Outro ponto importante ressaltado por Tomás de Aquino é que o fim disposto pela vontade e é o que dará o sentido no qual a razão irá dispor os meios para a realização da ação humana e assim é propriamente dito como causa da ação, é aquilo que Aristóteles chama de causa final, todas as ações humanas tendem a um fim qualquer intencional e o determinação do fim portanto funciona como causa da ação, assim lemos que “último na execução, o fim é contudo o primeiro na intenção do agente, e por isso tem a natureza de causa” (Art. 1). É importante distinguir a ação humana involuntária, como a retração do corpo após tomar um susto, e a ação humana por excelência que é voluntária e deliberativa, sempre dizemos neste segundo sentido, assim “chamam-se propriamente ações humanas só aquelas de que o homem é senhor” (Art. 1).

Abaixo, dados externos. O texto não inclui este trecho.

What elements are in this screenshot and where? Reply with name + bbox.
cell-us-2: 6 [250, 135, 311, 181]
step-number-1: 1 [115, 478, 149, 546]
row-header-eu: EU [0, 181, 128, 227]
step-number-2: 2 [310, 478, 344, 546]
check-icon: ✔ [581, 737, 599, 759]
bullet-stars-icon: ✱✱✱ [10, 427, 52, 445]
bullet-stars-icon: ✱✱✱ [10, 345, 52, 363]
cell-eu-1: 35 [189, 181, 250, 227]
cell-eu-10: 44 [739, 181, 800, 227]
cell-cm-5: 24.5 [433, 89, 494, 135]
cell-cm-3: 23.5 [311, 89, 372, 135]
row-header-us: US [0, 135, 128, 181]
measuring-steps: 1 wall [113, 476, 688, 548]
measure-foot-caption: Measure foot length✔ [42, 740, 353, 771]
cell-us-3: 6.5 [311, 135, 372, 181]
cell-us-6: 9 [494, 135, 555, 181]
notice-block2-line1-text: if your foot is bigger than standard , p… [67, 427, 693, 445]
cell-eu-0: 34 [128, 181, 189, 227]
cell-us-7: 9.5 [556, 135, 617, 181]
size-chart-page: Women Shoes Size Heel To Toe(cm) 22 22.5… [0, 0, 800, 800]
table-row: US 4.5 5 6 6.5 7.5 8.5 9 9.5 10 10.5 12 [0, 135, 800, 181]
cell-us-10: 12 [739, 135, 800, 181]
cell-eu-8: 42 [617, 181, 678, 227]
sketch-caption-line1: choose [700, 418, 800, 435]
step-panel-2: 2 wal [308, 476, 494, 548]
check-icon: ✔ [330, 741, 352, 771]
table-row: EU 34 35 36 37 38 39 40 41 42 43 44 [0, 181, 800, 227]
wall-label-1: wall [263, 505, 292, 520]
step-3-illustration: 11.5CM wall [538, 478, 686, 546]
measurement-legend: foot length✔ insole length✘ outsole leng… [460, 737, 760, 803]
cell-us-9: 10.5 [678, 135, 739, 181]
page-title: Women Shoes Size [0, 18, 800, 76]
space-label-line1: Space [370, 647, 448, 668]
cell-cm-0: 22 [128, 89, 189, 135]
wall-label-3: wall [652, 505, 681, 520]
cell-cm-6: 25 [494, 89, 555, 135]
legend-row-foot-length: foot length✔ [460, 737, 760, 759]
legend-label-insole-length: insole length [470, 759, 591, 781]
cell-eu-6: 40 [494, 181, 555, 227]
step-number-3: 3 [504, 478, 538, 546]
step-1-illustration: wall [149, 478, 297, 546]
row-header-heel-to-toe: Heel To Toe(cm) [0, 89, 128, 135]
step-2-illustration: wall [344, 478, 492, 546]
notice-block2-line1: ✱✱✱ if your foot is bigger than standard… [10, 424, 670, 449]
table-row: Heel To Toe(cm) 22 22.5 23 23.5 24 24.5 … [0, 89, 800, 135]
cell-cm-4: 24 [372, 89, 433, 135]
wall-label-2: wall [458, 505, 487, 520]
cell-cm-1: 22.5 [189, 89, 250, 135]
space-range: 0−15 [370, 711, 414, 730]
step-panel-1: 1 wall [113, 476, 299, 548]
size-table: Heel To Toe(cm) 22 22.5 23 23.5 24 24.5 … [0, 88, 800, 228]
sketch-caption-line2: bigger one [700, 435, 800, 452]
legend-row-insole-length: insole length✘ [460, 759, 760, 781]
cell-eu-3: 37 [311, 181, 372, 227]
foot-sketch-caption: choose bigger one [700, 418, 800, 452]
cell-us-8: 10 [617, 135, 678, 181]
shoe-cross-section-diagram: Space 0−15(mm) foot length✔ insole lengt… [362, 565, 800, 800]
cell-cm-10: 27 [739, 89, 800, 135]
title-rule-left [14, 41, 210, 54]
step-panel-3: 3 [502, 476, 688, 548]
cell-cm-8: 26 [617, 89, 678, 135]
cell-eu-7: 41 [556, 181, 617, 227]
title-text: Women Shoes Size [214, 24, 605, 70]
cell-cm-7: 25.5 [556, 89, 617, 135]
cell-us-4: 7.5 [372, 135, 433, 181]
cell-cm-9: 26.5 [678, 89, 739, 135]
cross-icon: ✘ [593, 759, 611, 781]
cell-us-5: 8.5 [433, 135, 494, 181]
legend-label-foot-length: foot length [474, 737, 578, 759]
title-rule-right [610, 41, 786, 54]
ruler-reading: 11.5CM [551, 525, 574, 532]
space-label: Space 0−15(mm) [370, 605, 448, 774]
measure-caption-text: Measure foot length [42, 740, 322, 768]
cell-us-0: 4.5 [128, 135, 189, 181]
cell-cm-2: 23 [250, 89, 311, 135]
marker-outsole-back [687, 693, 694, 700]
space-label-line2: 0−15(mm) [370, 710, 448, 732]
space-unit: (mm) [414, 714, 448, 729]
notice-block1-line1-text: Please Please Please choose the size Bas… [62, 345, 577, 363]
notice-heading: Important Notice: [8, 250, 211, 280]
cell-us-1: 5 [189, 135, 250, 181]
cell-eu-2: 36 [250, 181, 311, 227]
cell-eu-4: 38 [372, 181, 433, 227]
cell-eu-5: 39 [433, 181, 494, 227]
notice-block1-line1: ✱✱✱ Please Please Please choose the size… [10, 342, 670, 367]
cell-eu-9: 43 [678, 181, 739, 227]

Segundo Tomás de Aquino, o ser é atualizado em um devir de potência para o ato, como a estátua de mármore que existe potencialmente na mente do escultor e que pode ser atualizado no bloco de mármore. Na ordem das causas, a causa final é o primeiro termo que dirige teleologicamente o ser na sua realização concreta; retornando ao exemplo anterior, a causa material é do que é feito a estátua de mármore, a causa formal é o que é a estátua de mármore e a causa eficiente é o que transforma este bloco de mármore em uma estátua, i.e, o trabalho do escultor, porém é muito importante frisar que o bloco só vem-a-ser estátua pois a causa final indica o sentido(fim) das causas anteriores.
No escopo da ação humana, é a vontade de onde origina-se a causa final intrinsecamente, isto é, parte do sujeito e não de algo externo ao sujeito. Sumarizando o que foi explicado acima, Tomás de Aquino diz que “a primeira de todas as causas é a final; pois, a matéria não busca a forma senão quando movida pelo agente, nada passando por si da potência para o ato […]para produzir um determinado efeito, necessário é que seja determinado a algo certo como natureza de fim” (Art. 2). (Isto foi um resumo sucinto da teoria das quatro causa, estudos mais aprofundados é indicado e também não entramos na questão de qual é a causa da vontade, que é campo próprio da psicologia).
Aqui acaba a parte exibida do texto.